Sunday, October 07, 2012

Florida school considers 'trash-cams' at school cafeterias

Officials say federal law requires veggies on menu, but students toss them.  "You can lead a horse to water ...."

Lake County School Board officials are considering attaching cameras to school cafeteria trash cans to study what students are tossing after officials found that most of the vegetables on the school menu end up in the trash can.

New federal laws require students to take a healthy produce at lunchtime, but last year in Lake County, students tossed $75,000 worth of produce in the garbage.

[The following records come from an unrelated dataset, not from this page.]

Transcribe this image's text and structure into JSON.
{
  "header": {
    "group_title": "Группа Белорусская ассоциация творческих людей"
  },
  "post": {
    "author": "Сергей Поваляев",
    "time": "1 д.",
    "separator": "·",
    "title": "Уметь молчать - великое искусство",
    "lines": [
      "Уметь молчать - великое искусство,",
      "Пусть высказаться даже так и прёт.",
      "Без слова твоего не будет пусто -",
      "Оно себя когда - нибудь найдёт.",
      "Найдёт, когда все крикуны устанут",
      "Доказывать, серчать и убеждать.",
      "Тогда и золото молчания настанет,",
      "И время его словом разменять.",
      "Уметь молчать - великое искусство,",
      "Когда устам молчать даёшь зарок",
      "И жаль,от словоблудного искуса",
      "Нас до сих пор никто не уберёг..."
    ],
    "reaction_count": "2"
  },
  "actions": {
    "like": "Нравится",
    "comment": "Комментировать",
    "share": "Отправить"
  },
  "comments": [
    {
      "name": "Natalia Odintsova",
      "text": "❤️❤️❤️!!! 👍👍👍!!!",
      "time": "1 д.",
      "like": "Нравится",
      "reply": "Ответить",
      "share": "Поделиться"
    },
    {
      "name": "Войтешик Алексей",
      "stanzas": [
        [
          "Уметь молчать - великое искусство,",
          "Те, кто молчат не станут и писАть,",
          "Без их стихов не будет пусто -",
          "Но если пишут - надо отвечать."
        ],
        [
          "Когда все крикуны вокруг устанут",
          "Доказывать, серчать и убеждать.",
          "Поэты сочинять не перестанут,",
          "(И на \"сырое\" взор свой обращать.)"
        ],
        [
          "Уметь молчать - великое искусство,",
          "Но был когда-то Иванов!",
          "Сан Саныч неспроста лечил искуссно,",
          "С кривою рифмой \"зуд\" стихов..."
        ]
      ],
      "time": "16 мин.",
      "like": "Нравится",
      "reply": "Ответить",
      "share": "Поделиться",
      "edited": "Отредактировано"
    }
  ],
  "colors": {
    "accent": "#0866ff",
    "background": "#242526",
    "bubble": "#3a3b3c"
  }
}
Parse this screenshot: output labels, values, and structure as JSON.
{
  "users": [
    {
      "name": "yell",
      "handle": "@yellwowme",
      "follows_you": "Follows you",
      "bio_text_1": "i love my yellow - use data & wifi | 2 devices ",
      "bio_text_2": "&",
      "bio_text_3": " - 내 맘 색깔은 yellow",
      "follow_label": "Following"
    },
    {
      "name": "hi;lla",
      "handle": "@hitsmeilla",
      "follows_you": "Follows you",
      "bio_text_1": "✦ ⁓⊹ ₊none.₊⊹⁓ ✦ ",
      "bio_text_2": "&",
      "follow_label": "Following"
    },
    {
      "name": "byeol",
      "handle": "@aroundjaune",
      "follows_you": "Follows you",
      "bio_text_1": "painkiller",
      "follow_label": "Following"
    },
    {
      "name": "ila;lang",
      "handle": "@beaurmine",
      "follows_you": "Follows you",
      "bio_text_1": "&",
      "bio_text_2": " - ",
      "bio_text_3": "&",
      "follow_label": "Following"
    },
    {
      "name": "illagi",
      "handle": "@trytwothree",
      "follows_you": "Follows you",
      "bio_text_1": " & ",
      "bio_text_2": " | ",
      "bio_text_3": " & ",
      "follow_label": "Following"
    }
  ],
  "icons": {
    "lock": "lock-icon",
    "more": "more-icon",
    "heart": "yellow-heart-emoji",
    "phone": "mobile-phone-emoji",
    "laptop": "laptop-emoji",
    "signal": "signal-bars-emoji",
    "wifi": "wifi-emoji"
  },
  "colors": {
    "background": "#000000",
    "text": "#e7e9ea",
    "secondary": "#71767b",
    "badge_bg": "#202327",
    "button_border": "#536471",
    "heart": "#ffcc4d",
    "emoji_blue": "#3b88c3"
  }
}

"It's a big issue, and it's very hard to get our hands around it," said School Board member Todd Howard, who suggested "trash-cams." "They have to take (the vegetable), and then it ends up in the trash can, and that's a waste of taxpayer money.  It's also not giving students the nutrition that they need."

Laurel Walsh, whose daughter attends Tavares Elementary School, says getting kids to eat their fruits and vegetables is not the job of the respective schools.

"I think it starts at home with the parents.  If the kids just don't like it because they've never been given it at home, they're not going to try something new here," she said.

No decisions have been made on the cameras, but school leaders say they wouldn't capture students faces, just what they're throwing away.


Health body's eating tips unsubstantiated

THE food industry has attacked proposals by Australia's top health advisory body that people should limit red meat, avoid excessively processed food and reduce supermarket trips by car on environmental grounds, saying this approach has nothing to do with health.

A five-page draft document issued by the National Health and Medical Research Council says Australians should consider avoiding overconsumption of food and drinks, not purely for health reasons but because "this involves greater use of natural resources and puts more pressure on the environment".

Likewise, the document suggests people choose a variety of "seasonal and local" fruit and vegetables and grains "to reduce environmental impact".

The draft, which is open for public consultation for a month, also suggests Australians "minimise impact by reducing shopping trips by car", eat "raw food when appropriate" and use "home composting for disposal of food waste".

 The document suggests Australians should "choose protein sources that have a lower environmental impact, such as pork, poultry, eggs, tofu, tempeh, nuts and seeds, and legumes/beans". It added fish and seafood should come from "stable stocks".

The document, which is proposed as an appendix to the next edition of the NHMRC's Dietary Guidelines, expected to be released next year, says the evidence that food choices and environmental degradation are linked had strengthened since the guidelines previous edition in 2003.

Gary Dawson, chief executive of the Australia Food and Grocery Council, which represents the food and grocery processing sector, said environmental considerations "did not have any place in dietary guidelines at all . . . It adds to concerns that the (dietary guidelines) process has run off the rails a bit . . . the risk is it undermines the credibility of the guidelines themselves."

Nutritionist Rosemary Stanton, a member of the NHMRC working panel that developed the appendix, defended the environmental focus, saying there had been "overwhelming" support in submissions for the inclusion of advice of this kind.


1 comment:

Anonymous said...

Lunch lady slammed for food that is 'too good'

A talented head cook at a school in central Sweden has been told to stop baking fresh bread and to cut back on her wide-ranging veggie buffets because it was unfair that students at other schools didn't have access to the unusually tasty offerings.

Annica Eriksson, a lunch lady at school in Falun, was told that her cooking is just too good.

Pupils at the school have become accustomed to feasting on newly baked bread and an assortment of 15 vegetables at lunchtime, but now the good times are over.

The municipality has ordered Eriksson to bring it down a notch since other schools do not receive the same calibre of food - and that is "unfair".